Many people dislike the idea of wearing a seat belt while sitting in the back seat. But not wearing a restraint can result in injuries or death for not only the backseat passenger but others in the vehicle who are restrained as well, according to Ford.
It is possible to be thrown into the backside of the seat in front of you and survive the crash but kill the driver or front seat passenger who was belted in.
“Their head could come over the seat hit [the driver’s] head, knock you out. They could come over the seat and cause you to lose control of the vehicle. They [the back seat passenger] are pushing you toward something you are supposed to be restrained from,” Ford said.
Deaths of people not wearing seat belts have decreased slightly by 4.5 percent from this time last year, but unrestrained serious injuries have increased by 32 percent across North Carolina between 2016 and 2017, according to the Department of Transportation.

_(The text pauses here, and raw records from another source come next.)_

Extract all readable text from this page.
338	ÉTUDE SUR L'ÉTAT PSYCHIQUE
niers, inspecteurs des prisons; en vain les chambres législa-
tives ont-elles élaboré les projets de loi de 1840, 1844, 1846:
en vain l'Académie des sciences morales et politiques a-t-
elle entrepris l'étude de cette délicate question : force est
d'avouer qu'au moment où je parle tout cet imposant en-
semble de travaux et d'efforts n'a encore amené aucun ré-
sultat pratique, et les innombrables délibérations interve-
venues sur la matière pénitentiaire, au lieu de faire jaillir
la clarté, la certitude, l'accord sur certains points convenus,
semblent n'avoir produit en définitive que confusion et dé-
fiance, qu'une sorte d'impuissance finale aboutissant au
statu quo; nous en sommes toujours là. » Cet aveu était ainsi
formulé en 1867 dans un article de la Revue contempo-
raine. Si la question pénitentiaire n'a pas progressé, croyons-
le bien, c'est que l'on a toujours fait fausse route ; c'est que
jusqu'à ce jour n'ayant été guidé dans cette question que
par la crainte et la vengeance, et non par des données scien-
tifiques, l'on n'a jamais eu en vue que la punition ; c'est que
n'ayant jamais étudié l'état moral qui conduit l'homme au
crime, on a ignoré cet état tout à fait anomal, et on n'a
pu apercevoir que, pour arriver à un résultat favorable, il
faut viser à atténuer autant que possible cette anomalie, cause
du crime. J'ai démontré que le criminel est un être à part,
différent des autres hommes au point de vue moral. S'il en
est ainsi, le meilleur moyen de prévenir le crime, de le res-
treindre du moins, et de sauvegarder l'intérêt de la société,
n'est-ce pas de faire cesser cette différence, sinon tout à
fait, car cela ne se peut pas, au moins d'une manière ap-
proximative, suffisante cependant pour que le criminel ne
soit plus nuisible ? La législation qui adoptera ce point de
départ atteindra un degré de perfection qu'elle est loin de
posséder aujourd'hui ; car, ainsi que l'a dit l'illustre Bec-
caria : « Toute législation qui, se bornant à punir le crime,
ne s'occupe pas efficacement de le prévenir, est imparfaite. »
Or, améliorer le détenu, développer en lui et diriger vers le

Ford suggests anyone in doubt about the seriousness of the issue go to YouTube and watch crash demonstrations with unrestrained passengers to see the extent of the damage and injuries unrestrained passengers may be subjected to in a wreck.
The state and county campaigns will continue through June 3 during the busiest holiday and travel weekends. Law enforcement will be citing motorists who are not properly belted and look for other violations.
State law mandates that all passengers in a vehicle wear proper restrains. Violations are punishable by fines of up to $179.
Children younger than eight years must be in a child safety seat or booster seat unless they’re taller than 4 feet 9 inches. If they are not properly restrained, the driver could face fines up to $250 plus the cost of court.
This is the 25th Anniversary of the Click It or Ticket campaign. When the effort launched in May 1993, only 64 percent of North Carolinians used a seat belt. Today, nearly 92 percent buckle up, state officials said.
The campaign’s theme remains, “Seat belts save lives. Remember, Click It or Ticket. Every Seat. Every Time. It’s the law.”